Stress

 

Stress affects us profoundly. In fact, at least 60 percent of disease is stress-related. This includes heart disease, stroke, high blood pressure, diabetes, cancer, asthma, herpes, genital warts, PMS, menstrual cycles, and fertility. Stress is directly related to worrying. People with the highest amount of worry have two and a half times as much risk of having a heart attack as do people with the lowest amount of worry.

Stress comes in many forms. Stress is often obvious, but sometimes it’s hard to recognize. Stress can be job-related, whether you lose a job or start a new, wonderful one. Moving or traveling is stressful. Sudden weight loss, or a sudden increase in vigorous exercise, is stressful for your body. Illnesses, whether physical or emotional, are stressful, and so are certain medications, especially steroids. We’re also stressed by driving on the freeway or worrying about a teenager’s new tattoo.

Since stress is everywhere and it can’t be avoided, we need to learn how to handle it better. Start with eating a balanced diet and getting plenty of sleep. Next, make time for yourself — at least 30 minutes a day. Spend this time doing whatever you want: reading, writing, painting, or listening to music. Try to spend the time alone, and don’t spend it catching up on work or doing chores. Regular exercise also is a terrific way to handle stress, not to mention the variety of other health benefits it offers. Many people find that talking to a pet or a plant is a great way of letting off steam after a tough day. Joining a support group or going to church also can be helpful.

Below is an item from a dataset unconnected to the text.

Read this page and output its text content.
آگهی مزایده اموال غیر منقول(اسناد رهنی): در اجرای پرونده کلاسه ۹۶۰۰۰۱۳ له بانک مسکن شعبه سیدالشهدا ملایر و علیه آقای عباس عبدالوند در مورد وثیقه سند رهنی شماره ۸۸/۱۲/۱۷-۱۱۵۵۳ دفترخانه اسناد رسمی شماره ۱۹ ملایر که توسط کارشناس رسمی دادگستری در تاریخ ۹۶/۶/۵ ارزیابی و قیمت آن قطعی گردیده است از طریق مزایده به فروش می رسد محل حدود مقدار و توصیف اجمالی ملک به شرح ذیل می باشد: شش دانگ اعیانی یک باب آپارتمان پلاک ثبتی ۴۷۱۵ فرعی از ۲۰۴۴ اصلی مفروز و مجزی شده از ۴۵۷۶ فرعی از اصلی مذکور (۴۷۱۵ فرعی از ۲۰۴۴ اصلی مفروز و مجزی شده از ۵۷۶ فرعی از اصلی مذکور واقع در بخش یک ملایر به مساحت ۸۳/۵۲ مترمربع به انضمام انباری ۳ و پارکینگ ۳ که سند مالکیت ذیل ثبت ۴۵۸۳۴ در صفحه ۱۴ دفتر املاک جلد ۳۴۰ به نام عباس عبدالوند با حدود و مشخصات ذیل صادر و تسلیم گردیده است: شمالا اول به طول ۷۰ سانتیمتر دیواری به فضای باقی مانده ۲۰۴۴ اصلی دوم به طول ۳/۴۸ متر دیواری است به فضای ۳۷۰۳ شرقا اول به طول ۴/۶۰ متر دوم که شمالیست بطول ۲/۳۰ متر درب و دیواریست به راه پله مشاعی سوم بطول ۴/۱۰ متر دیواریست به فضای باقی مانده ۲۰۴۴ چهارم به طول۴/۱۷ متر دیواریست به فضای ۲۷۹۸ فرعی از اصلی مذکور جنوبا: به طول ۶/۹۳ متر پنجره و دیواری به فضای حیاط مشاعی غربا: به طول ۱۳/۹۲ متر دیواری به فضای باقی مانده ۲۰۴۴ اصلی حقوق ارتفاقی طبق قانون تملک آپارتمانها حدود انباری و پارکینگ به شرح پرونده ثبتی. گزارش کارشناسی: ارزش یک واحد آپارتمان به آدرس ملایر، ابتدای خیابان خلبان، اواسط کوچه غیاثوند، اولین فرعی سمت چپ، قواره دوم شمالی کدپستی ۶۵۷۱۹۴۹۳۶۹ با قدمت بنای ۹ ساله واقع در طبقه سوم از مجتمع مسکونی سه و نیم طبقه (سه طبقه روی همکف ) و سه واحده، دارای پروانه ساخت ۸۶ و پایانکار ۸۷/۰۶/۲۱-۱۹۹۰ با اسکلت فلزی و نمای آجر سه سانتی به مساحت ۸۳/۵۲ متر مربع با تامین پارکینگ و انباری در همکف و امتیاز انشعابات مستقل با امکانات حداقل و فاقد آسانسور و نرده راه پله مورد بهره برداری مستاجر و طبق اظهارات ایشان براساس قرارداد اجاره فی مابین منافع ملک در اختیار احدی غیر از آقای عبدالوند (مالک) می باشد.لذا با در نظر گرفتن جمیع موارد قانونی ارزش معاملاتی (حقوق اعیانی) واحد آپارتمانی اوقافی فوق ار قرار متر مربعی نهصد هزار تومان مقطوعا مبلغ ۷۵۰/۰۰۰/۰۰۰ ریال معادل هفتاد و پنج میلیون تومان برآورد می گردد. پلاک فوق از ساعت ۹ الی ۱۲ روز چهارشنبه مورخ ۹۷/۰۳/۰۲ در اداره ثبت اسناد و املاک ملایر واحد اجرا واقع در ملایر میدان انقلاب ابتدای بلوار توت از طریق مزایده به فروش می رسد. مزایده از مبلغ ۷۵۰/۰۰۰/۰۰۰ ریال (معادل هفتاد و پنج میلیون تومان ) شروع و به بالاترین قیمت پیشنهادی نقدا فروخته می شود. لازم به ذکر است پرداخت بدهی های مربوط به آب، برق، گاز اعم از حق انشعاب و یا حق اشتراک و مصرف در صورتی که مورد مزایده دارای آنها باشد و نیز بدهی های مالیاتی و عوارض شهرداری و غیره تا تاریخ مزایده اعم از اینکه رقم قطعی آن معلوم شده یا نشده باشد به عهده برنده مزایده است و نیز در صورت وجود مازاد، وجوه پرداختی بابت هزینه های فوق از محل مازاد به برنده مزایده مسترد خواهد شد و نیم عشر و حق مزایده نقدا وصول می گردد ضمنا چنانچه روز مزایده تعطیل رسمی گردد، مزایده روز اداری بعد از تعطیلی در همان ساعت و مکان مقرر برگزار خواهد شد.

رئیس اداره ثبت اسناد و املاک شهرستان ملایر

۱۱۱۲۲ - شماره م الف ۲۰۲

Knowing a simple technique for relaxation and using it for ten minutes a day will improve the quality of your life and help prevent disease. When you relax, you slow your heart rate, breathing rate, and metabolism, and your blood pressure is lowered — all of which help reduce stress and improve your health. There are many different relaxation techniques, including yoga, meditation, mental imagery, progressive relaxation, and deep breathing.

The easiest method of all is simply to become aware of your breathing. This can be done anywhere, and it works! When you feel yourself getting caught up in a situation, whether it is while waiting in a long line at the market, or while stopped in traffic, simply take a deep breath and relax. Like the character John Cage on the Ally McBeal Show, “take a moment” and take a deep breath.

Lots of classes on yoga, meditation and stress relaxation techniques are offered by community colleges, hospitals, and parks and recreation departments.
There are also many books and video tapes available on this subject at your community library or local video store.